A new vaccine may be effective in combating the growing opioid problem plaguing the nation.

Researchers from the U.S. Military HIV Research Program at the Walter Reed Army Institute of Research (WRAIR) have found that an experimental heroin vaccine induced antibodies that prevented the drug from crossing the blood-brain barrier in mice and rats.

“By eliciting antibodies that bind with heroin in the blood, the vaccine aims to block the euphoria and addictive effects,” Gary Matyas, Ph.D., chief of Adjuvants and Formulations for the U.S. Military Research Program (MHRP), WRAIR, said in a statement. “We hope to give people a window so they can overcome their addiction.”

The vaccine produced antibodies against other commonly misused opioids, including hydrocodone, oxycodone, hydromorphone, oxymorphone and codeine. The vaccine dampens the impact of heroin at a high-dose, indicating that it may have the potential to prevent overdoses.

In a clinical setting, the antibodies induced by a heroin or opioid vaccine do not cross-react with the therapies for opioid misuse, including methadone, buprenorphine and naltrexone.

However, the antibodies did not react with those compounds and the antibodies induced by the vaccine did not cross-react with naloxone, commonly used as the overdose rescue treatment to reverse respiratory depression due to heroin and other opioid overdose.

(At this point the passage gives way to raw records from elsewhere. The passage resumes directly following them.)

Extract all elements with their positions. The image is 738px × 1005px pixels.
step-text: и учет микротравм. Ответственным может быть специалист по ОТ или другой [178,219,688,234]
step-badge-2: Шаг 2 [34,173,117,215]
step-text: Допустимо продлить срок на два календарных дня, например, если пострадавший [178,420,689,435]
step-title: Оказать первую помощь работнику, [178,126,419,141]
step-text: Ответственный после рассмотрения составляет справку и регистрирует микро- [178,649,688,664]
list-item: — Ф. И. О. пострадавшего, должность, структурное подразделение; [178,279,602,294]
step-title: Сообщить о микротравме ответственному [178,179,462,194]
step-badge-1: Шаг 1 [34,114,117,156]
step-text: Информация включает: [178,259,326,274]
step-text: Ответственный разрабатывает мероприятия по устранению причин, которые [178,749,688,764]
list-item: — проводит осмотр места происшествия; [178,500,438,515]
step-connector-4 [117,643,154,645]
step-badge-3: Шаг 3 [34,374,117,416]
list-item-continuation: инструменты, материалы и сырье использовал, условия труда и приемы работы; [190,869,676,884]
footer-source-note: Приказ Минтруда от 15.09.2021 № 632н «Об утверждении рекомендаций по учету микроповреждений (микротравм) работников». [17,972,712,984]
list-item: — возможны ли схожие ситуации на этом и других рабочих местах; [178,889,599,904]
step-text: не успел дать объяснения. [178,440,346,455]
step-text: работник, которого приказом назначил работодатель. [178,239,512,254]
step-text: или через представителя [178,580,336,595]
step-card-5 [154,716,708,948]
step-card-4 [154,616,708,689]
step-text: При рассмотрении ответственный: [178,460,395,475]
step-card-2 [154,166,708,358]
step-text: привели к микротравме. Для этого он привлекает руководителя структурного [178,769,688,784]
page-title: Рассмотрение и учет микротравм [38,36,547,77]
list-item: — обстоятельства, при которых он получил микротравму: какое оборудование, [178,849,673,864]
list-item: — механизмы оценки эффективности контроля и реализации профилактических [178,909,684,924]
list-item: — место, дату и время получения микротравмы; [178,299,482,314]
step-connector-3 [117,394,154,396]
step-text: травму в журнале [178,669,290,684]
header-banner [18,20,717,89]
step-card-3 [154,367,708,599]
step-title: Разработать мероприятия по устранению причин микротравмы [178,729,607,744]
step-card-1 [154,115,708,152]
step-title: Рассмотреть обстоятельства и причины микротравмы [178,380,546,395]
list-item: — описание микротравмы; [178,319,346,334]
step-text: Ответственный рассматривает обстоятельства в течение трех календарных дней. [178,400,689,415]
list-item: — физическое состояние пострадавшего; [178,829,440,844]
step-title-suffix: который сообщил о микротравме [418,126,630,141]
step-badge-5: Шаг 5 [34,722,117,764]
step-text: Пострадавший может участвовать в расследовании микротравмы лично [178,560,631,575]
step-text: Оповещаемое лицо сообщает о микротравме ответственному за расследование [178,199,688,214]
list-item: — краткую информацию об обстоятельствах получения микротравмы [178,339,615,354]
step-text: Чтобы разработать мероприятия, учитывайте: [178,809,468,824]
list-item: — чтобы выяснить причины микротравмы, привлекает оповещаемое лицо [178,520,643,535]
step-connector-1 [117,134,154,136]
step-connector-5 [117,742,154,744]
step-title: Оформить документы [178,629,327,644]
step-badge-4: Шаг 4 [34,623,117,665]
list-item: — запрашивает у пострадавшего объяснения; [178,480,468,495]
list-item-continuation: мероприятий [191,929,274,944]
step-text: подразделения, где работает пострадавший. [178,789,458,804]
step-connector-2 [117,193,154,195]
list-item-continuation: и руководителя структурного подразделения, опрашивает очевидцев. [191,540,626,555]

“Although we are still in the early phase, this study suggests that vaccination can be used together with standard therapies to prevent the withdrawal and craving symptoms associated with opioid withdrawal,” Matyas said.

The misuse of opioids including heroin and fentanyl, is an increasing problem in the U.S. According to the CDC, 91 Americans die every day from an opioid overdose. Most pharmacological treatments for opioid misuse involve opioid management therapy (OMT), but treatment access is an issue. Adherence varies greatly with relapse rates being high.

The vaccine was co-developed at the National Institute on Drug Abuse (NIDA), part of the National Institutes of Health, which funded the preclinical research.